Un point est souvent sous-estimé : certains fournisseurs, notamment les plus petits, ne pourront investir (résilience, amélioration process, innovations matières) que si la relation leur donne de la visibilité. Les grands comptes structurent donc davantage de logiques pluriannuelles sur certaines catégories d’achat, dès lors que la sécurisation de la chaîne le justifie. Dans une logique similaire, un certain nombre d’entreprises démarrent la mise en place du TCO : total cost of ownership, ou coût total de possession, représentant l’ensemble des coûts associés à l’acquisition, l’utilisation, la maintenance et le remplacement d’un bien ou d’un service tout au long de son cycle de vie. Parfois, il est pertinent d’investir à court terme pour soutenir un fournisseur qui, finalement, nous permettra de sécuriser un approvisionnement clé, local, et de ne pas dépendre que d’un seul gros acteur par exemple.

3. Matières premières, recyclabilité, dépendances : un changement d’échelle pour la fonction achats   

L’un des tournants majeurs des prochaines années tient à la question des matières : criticité, disponibilité, volatilité, contraintes de recyclabilité et dépendances géographiques. Ces sujets dépassent largement la gestion des risques “traditionnelle” et imposent de rapprocher achats, R&D et industrie.

La circularité devient ici une opportunité stratégique.
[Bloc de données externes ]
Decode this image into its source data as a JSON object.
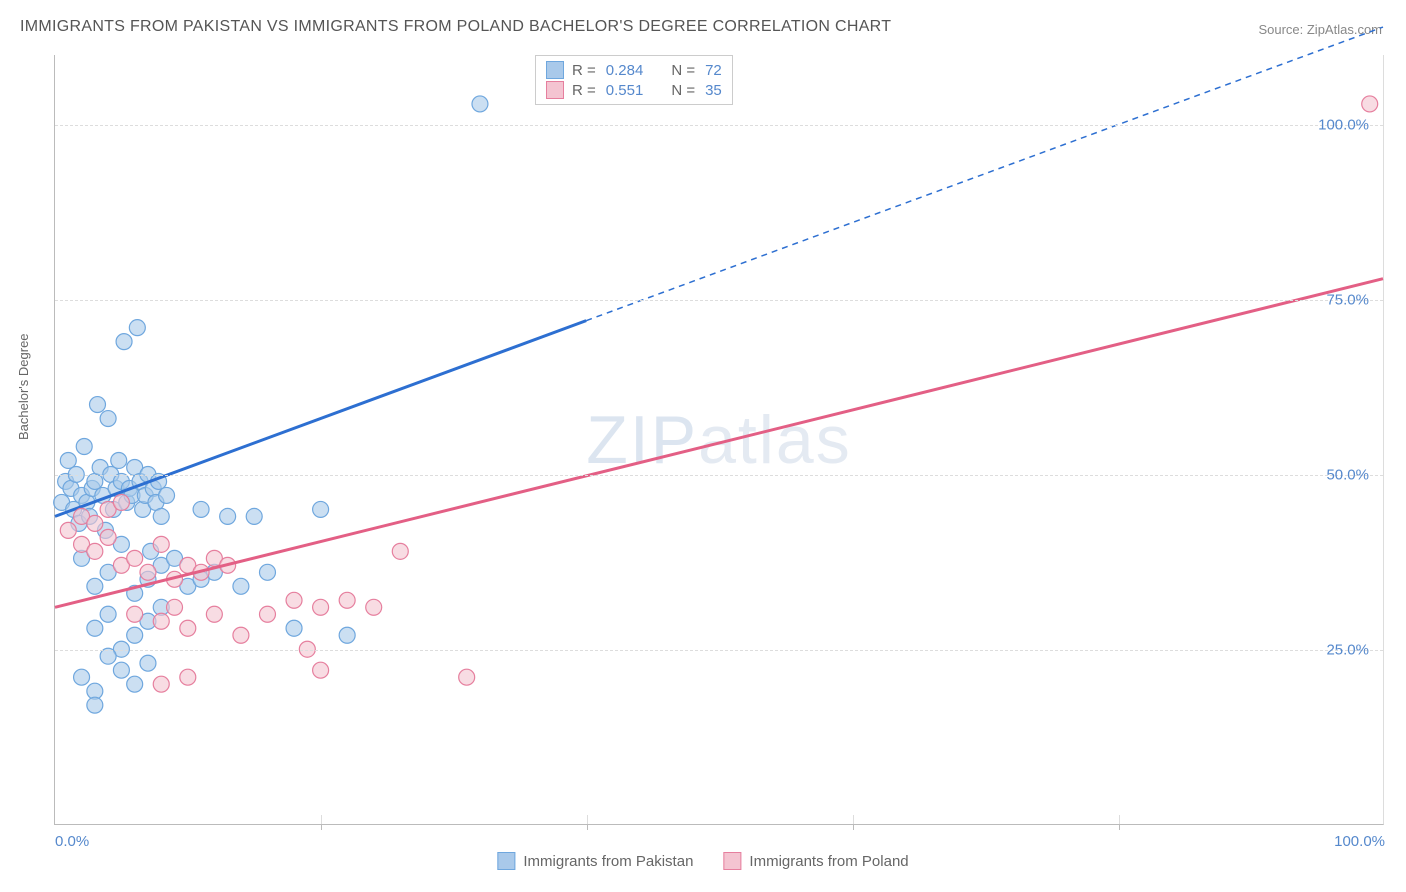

Elle ne sert pas uniquement à réduire l’empreinte carbone ; elle permet aussi de réduire la dépendance à certains intrants, de sécuriser des gisements, de créer des boucles territoriales et d’améliorer la robustesse du modèle. Les déchets et sous-produits, dans une approche “reverse logistique”, peuvent être considérés comme des actifs potentiels, à condition d’organiser des filières, des partenariats, et une gouvernance adaptée.

Cette dynamique transforme également le rôle de l’acheteur dans le cycle de décision. L’acheteur doit être de plus en plus sollicité en amont, au moment des choix de design et d’architecture produit : le lien entre R&D/Innovation et Achats devient stratégique.  Écoconcevoir un produit dans le temps implique d’intégrer des paramètres d’approvisionnement à moyen et long terme : disponibilité des matières, coût futur, contraintes logistiques, options de substitution, capacité à régionaliser certaines sources. Cela conduit à une logique plus “portefeuille” : quels produits sont les plus exposés ? lesquels sont les plus substituables ? quels fournisseurs apportent les solutions les plus robustes, en carbone comme en résilience ? Cette réflexion, souvent conduite principalement dans les hautes sphères de management, doit impérativement embarquer la fonction Achats. Une réelle opportunité pour les Achats de revaloriser leur rôle et de ne pas finir comme de simples exécutants.

Conclusion : professionnaliser la gestion des risques, c’est professionnaliser la fonction achats  

Les grands comptes ne renforcent pas leurs actions par conformité ou par principe : ils le font parce que la chaîne d’approvisionnement est devenue un déterminant direct de continuité, de compétitivité et de crédibilité. La gestion des risques fournisseurs exige des méthodes, des données et une capacité à transformer la relation fournisseur en levier d’action.

La conséquence est claire : la montée en puissance des directions Achats n’est pas une option. Elle se traduit par de nouvelles compétences (analyse multirisques, données, pilotage), le rapprochement avec les fonctions internes de conception produits (dialogue technique avec l’industrie et la R&D), mais aussi par une évolution des routines de gouvernance et des arbitrages. Les entreprises qui traiteront ce sujet tôt, avec rigueur, se donneront un avantage décisif : non seulement réduire leur exposition aux ruptures, mais renforcer leur capacité à transformer leurs produits, et donc leur modèle.